Apert syndrome is caused by mutations in
fibroblast growth factor receptor 2 (Fgfr2) and is characterized by
craniosynostosis and other skeletal abnormalities. The
Apert syndrome Fgfr2+/S252W mouse model exhibits perinatal lethality. A 3D
hydrogel culture model, derived from tissue engineering strategies, was used to extend the study of the effect of the Fgfr2+/S252W mutation in differentiating osteoblasts postnatally. We isolated cells from the long bones of Apert Fgfr2+/S252W mice (n=6) and cells from the wild-type sibling mice (n=6) to be used as controls. During monolayer expansion, Fgfr2+/S252W cells demonstrated increased proliferation and ALP activity, as well as altered responses of these cellular functions in the presence of FGF
ligands with different binding specificity (
FGF2 or FGF10). To better mimic the in vivo disease development scenario, cells were also encapsulated in 3D
hydrogels and their phenotype in 3D in vitro culture was compared to that of in vivo tissue specimens. After 4 weeks in 3D culture in osteogenic medium, Fgfr2+/S252W cells expressed 2.8-fold more
collagen type I and 3.3-fold more
osteocalcin than did wild-type controls (p<0.01).

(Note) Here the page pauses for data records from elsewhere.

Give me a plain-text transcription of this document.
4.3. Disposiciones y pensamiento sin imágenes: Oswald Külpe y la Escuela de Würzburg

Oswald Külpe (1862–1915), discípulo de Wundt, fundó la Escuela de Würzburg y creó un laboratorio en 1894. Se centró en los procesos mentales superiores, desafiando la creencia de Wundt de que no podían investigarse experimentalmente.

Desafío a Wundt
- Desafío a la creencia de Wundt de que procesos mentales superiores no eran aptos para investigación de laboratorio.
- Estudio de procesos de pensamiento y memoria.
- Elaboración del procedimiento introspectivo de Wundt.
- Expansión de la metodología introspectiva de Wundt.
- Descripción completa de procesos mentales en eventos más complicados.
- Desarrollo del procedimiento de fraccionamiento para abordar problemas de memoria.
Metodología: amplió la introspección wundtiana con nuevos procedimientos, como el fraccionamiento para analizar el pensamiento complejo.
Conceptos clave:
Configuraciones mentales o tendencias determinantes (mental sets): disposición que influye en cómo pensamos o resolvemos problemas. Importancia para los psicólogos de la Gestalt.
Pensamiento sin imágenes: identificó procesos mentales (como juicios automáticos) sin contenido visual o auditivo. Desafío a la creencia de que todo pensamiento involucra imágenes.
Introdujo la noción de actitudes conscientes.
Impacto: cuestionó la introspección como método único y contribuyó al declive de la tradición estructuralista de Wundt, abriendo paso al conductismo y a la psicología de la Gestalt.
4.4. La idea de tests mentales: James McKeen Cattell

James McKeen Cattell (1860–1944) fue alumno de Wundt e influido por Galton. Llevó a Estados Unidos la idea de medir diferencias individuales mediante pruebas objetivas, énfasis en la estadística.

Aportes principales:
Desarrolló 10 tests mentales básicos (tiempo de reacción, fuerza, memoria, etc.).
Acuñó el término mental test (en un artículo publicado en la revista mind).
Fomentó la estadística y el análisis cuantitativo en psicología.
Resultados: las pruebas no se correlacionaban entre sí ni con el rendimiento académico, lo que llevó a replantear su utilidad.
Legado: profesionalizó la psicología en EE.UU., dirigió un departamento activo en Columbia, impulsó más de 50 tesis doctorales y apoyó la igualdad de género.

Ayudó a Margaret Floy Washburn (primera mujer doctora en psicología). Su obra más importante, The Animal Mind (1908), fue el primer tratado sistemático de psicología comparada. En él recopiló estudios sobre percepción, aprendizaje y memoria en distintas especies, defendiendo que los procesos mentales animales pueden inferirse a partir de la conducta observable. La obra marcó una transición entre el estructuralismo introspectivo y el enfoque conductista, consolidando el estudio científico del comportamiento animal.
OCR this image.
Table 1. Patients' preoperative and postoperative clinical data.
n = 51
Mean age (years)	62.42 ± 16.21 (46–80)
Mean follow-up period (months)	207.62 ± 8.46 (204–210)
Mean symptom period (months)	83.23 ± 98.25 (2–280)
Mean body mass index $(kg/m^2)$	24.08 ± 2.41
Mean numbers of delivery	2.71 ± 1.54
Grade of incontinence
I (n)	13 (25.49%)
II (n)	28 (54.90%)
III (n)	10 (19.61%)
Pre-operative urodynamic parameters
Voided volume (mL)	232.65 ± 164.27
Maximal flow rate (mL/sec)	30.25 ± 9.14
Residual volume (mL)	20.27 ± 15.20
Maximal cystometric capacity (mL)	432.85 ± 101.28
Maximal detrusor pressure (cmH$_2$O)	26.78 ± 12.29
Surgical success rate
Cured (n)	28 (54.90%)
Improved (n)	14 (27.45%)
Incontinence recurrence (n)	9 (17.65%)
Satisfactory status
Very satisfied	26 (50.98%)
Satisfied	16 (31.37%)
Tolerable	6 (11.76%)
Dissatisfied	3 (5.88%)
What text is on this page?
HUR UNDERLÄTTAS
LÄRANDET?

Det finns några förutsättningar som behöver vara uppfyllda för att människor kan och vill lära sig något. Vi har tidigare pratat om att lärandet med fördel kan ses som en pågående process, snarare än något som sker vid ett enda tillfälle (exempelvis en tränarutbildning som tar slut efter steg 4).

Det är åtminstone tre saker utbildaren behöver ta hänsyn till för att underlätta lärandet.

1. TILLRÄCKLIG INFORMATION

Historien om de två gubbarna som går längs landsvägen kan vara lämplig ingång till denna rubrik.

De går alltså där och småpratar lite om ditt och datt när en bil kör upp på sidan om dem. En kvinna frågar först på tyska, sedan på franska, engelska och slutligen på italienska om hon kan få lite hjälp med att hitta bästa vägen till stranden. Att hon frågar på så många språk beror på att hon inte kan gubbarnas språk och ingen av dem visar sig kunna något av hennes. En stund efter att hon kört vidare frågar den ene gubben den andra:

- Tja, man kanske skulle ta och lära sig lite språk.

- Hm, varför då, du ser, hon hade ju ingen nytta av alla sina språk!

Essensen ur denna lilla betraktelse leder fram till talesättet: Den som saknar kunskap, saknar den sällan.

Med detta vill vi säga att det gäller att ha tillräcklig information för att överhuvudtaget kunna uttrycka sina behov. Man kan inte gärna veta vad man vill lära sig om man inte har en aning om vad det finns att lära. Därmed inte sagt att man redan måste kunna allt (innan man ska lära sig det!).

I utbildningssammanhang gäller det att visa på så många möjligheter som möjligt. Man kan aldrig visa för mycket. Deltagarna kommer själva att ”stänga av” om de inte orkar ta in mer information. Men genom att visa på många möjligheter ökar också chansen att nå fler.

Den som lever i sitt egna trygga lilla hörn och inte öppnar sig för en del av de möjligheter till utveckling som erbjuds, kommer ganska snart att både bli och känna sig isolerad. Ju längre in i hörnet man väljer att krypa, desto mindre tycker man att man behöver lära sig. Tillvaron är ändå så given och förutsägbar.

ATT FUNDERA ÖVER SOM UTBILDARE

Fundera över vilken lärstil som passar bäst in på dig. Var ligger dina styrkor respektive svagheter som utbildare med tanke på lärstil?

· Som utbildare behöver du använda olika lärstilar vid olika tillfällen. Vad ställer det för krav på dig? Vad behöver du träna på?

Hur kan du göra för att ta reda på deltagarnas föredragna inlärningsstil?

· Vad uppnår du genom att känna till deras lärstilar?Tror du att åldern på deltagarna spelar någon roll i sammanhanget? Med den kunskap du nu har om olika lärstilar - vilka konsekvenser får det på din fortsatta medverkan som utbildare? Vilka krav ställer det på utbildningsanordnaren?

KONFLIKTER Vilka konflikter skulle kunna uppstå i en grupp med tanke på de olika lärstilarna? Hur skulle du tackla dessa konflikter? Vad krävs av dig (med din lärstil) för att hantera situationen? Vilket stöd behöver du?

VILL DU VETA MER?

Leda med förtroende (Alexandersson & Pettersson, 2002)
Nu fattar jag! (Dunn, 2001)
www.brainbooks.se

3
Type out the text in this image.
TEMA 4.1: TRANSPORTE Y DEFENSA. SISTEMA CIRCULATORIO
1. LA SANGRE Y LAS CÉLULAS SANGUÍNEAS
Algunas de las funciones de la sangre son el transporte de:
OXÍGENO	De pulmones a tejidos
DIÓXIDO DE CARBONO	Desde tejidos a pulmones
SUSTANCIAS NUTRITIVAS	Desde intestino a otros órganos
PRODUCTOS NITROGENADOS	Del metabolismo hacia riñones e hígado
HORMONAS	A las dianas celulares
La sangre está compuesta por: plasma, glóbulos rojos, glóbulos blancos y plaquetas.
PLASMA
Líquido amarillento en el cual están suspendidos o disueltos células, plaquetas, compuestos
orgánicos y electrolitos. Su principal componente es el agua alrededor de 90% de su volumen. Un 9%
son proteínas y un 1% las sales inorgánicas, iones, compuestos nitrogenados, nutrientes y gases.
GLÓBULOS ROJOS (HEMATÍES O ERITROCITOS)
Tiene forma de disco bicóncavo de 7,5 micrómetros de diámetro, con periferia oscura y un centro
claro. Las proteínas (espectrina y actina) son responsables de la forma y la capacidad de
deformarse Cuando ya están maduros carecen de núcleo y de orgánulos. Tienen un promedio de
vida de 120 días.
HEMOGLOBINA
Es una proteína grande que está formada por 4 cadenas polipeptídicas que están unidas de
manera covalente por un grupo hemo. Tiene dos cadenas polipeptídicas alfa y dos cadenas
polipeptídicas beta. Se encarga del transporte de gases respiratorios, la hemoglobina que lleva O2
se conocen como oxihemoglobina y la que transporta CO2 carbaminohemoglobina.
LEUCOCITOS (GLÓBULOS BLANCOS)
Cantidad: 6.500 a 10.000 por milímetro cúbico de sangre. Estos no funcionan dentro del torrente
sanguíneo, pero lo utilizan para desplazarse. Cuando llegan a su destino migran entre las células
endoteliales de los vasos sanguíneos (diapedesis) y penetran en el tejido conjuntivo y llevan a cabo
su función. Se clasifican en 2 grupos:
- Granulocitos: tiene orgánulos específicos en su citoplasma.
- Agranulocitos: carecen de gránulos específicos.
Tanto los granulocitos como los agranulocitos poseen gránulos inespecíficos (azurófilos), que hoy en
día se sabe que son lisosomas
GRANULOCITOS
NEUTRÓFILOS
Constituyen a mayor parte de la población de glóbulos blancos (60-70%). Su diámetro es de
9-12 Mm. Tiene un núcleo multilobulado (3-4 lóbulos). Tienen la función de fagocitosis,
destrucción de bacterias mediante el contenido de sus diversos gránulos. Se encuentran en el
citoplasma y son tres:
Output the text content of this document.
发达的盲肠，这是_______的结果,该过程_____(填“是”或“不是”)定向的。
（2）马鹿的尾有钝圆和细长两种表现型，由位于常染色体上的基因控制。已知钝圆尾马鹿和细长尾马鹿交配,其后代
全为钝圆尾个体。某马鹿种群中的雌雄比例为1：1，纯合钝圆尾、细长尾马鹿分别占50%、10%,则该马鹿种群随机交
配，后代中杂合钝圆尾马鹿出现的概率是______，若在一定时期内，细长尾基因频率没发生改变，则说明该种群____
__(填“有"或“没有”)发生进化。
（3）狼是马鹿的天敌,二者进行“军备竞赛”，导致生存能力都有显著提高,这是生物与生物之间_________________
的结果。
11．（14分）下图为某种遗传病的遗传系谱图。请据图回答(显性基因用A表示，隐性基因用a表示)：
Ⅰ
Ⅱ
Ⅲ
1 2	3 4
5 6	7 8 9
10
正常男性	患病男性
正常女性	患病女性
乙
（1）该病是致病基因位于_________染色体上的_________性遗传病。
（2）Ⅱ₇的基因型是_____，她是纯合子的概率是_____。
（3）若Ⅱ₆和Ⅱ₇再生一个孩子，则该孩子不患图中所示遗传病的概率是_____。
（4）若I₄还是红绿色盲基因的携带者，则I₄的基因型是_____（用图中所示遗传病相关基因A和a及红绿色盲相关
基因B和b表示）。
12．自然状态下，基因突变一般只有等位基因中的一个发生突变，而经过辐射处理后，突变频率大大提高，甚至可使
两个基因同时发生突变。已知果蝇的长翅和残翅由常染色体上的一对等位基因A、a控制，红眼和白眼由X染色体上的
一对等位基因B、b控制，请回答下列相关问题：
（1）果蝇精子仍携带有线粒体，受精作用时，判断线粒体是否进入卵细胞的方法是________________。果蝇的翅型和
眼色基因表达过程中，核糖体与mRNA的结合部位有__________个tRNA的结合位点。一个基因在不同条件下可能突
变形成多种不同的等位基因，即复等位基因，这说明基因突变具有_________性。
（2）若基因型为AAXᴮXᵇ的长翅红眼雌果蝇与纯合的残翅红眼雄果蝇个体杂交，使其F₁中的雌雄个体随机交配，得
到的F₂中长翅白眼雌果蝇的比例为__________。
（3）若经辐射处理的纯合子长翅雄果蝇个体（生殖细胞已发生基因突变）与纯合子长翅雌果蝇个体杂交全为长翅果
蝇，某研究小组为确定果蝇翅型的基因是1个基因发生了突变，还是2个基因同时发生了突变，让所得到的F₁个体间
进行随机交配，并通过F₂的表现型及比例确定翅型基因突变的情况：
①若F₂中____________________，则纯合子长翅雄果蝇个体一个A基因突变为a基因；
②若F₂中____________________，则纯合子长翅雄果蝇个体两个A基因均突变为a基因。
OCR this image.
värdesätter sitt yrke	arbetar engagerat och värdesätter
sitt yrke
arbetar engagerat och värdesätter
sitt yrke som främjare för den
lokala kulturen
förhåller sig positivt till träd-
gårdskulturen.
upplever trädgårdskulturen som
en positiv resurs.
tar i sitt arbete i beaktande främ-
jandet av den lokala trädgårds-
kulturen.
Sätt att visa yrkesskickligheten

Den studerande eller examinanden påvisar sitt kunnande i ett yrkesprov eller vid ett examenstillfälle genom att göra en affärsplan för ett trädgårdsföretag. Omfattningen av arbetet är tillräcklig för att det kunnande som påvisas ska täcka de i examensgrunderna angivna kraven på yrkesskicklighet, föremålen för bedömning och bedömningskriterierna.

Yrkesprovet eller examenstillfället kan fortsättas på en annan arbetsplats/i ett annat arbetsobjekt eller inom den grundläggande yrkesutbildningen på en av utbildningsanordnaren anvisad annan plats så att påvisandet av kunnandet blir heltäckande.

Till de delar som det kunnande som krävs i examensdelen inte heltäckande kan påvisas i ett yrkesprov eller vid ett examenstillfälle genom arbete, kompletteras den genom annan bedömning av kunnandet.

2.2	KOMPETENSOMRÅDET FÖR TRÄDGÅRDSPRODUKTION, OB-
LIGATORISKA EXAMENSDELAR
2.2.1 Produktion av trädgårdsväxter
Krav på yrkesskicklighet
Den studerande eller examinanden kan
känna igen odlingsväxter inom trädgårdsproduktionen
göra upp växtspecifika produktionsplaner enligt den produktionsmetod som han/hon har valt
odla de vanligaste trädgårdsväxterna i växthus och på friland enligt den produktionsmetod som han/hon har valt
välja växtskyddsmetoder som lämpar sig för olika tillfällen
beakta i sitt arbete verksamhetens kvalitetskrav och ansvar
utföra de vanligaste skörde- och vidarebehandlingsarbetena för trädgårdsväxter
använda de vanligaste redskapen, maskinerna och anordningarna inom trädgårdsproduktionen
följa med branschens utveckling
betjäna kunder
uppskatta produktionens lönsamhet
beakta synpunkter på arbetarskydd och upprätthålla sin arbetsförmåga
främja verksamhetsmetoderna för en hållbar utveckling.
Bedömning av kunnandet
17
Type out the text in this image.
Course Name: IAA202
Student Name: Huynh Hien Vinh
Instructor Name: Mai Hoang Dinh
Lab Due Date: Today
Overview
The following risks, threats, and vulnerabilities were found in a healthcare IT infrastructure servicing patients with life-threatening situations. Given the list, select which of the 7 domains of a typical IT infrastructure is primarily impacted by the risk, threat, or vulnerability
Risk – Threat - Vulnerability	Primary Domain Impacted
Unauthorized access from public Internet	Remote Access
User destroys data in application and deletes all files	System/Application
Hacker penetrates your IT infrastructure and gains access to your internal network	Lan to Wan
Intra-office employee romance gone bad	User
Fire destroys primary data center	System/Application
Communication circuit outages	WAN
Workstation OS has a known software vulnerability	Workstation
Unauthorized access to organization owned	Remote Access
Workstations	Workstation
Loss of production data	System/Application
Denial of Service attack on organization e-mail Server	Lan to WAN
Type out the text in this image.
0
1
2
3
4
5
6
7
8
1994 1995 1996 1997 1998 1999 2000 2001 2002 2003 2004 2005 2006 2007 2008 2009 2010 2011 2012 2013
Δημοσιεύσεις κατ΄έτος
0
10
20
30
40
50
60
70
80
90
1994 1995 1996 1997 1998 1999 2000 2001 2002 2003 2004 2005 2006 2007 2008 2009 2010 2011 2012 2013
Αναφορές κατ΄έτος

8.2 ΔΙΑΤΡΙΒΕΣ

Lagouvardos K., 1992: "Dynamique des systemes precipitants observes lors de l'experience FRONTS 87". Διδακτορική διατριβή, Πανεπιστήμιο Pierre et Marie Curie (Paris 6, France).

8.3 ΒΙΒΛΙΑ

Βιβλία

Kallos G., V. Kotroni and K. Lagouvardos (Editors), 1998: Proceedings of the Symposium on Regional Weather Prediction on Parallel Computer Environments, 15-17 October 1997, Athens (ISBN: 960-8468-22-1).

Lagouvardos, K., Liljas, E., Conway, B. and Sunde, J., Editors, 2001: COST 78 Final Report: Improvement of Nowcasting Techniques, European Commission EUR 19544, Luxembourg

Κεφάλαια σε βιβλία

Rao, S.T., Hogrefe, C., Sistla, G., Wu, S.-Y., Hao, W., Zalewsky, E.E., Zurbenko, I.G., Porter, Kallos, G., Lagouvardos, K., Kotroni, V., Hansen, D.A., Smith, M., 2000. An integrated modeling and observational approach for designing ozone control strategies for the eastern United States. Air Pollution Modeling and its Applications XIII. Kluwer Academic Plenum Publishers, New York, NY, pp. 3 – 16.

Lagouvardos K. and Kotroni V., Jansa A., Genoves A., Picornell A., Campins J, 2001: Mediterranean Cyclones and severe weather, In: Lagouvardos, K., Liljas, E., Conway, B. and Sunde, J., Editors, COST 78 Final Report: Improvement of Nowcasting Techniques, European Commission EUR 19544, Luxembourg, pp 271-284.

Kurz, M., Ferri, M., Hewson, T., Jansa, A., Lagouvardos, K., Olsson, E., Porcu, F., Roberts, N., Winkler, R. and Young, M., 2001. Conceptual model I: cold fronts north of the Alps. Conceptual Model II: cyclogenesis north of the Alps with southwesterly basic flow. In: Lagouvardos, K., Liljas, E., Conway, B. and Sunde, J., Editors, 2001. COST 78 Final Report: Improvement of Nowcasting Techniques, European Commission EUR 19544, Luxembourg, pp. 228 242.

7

Meanwhile, Fgfr2+/S252W cells showed decreased bone matrix remodeling and expressed 87% less Metalloprotease-13 and 71% less Noggin (p<0.01). The S252W mutation also led to significantly higher production of
collagen type I and II in 3D as shown by immunofluorescence staining. In situ hybridization and
alizarin red S staining of postnatal day 0 (P0) mouse limb sections demonstrated significantly higher levels of
osteopontin expression and mineralization in Fgfr2+/S252W mice. Complementary to in vivo findings, this 3D
hydrogel culture system provides an effective in vitro venue to study the pathogenesis of
Apert syndrome caused by the analogous mutation in humans.